L’industrie de l’aviation est passée,
au cours des six dernières années, par une période
de bouleversements, tant au Canada qu’à l’étranger.
Elle a été fortement influencée par les
oscillations du marché causées, entre autres,
par le climat concurrentiel changeant, les ralentissements
de l’activité économique, le terrorisme,
la guerre et les maladies : autant de facteurs que vous avez
examinés hier.
L’approche de notre gouvernement s’est toujours
appuyée sur le principe voulant que les secteurs privé
et public aient des rôles clairement définis
à jouer. L’industrie, à notre avis, ne
prendra son essor que si ses décisions sont dictées
par le marché et conformes à ses exigences.
Nous estimons aussi que le rôle du gouvernement consiste
à mettre en place un cadre stratégique stable
et à réglementer la sécurité et
la sûreté du réseau.
Les politiques aériennes du Canada ont favorisé
la diversification de l’industrie aérienne et
la croissance des transporteurs à faibles coûts
en se fondant sur un modèle qui a connu du succès
aux États-Unis et en Europe. Ces politiques ont favorisé
des tarifs qui sont, d’une façon générale,
concurrentiels avec ceux des États-Unis et meilleurs
que ceux de l’Europe. Ces sept dernières années
les tarifs ont continué de baisser, en termes réels
et souvent en termes nominaux. Par exemple, les tarifs Montréal-Paris
sont maintenant moins élevés que ceux qui étaient
en vigueur il y a sept ans.
À l’échelle internationale, nous avons
pratiqué, dans nos relations bilatérales principales,
une politique d’ouverture réelle à l’égard
des parties animées du même désir de libéralisation
que nous. Et la libéralisation graduelle de nos accords
de services aériens avec nos partenaires internationaux
a donné aux entreprises et aux voyageurs un accès
concurrentiel et fréquent aux marchés mondiaux.
Notre approche se caractérise par le respect des décisions
du marché - l’industrie a la liberté de
réussir ou d’échouer - et par une intervention
limitée, lorsque cela est vraiment nécessaire.
Après les événements de septembre 2001,
par exemple, au moment où l’industrie de l’aviation
connaissait les jours les plus sombres de son histoire, le
gouvernement a indemnisé les transporteurs aériens
pour les pertes occasionnées par la fermeture de notre
espace aérien et par les coûts des nouvelles
exigences en matière de sûreté.

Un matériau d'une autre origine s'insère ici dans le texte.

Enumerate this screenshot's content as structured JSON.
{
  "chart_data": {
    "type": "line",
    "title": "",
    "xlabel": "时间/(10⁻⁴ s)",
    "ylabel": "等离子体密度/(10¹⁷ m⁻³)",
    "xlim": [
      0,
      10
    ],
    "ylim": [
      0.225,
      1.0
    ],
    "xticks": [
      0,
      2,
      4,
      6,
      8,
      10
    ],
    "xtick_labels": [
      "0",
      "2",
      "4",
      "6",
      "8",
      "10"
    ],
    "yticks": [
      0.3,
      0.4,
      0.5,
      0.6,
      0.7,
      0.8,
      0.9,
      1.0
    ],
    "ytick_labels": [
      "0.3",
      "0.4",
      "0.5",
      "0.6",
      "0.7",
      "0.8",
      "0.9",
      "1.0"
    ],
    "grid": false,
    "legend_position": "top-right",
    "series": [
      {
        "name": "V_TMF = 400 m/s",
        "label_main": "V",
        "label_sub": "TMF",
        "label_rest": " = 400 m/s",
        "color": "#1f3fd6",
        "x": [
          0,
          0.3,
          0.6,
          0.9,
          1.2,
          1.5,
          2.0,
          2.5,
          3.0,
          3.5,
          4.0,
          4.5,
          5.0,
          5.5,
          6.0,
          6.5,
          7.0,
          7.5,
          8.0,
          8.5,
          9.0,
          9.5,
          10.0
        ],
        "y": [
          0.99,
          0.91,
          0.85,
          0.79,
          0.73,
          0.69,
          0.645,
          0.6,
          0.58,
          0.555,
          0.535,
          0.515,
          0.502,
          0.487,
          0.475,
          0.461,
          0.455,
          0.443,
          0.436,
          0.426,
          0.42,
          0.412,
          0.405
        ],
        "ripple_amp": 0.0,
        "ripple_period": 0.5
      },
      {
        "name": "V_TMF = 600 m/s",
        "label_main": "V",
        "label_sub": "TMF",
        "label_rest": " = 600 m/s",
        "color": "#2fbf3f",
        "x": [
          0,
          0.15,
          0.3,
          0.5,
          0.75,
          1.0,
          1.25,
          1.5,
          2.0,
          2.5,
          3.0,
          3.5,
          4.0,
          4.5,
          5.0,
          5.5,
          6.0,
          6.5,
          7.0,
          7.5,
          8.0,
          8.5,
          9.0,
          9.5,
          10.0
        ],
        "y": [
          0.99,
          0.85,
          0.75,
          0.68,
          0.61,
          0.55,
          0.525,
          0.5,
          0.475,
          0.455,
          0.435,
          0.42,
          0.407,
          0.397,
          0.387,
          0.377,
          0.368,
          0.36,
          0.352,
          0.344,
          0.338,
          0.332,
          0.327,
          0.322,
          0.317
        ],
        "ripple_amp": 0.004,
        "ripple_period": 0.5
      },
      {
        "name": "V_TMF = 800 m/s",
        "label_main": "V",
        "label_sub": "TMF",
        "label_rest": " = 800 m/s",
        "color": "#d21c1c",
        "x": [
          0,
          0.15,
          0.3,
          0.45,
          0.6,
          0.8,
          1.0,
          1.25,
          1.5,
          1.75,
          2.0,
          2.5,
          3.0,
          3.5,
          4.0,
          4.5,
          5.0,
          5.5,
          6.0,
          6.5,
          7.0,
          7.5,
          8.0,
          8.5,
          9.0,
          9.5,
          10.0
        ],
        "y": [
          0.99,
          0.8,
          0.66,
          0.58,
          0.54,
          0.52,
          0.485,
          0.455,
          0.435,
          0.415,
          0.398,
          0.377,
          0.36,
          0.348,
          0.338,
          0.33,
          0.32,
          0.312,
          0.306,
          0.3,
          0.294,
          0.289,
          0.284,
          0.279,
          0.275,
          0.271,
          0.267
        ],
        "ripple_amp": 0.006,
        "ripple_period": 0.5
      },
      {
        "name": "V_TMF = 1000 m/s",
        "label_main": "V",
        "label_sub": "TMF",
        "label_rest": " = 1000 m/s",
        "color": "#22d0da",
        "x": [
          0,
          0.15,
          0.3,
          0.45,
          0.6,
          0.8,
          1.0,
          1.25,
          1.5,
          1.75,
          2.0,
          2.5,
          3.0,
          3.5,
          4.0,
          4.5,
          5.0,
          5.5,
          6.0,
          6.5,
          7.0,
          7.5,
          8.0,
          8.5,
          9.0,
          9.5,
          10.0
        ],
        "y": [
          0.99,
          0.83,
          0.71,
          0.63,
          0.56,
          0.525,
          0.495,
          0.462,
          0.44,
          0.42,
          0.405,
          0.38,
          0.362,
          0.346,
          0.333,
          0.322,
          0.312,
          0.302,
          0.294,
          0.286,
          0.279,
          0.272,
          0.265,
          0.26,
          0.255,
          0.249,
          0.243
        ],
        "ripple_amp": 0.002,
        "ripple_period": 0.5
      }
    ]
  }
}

Nous avons
aussi accordé à l’ensemble de l’industrie
de l’aviation - et pas seulement aux transporteurs aériens
- une couverture d’assurance pour la responsabilité
découlant des risques de guerre, mesure toujours en
vigueur.
Selon le secteur de l’assurance, ce programme d’indemnisation
de couverture d’assurance coûterait 50 millions
de dollars par année au secteur aérien. C’est
donc un avantage immense. Et cela ne tient pas compte des
coûts possibles des risques dont nous assumons la responsabilité.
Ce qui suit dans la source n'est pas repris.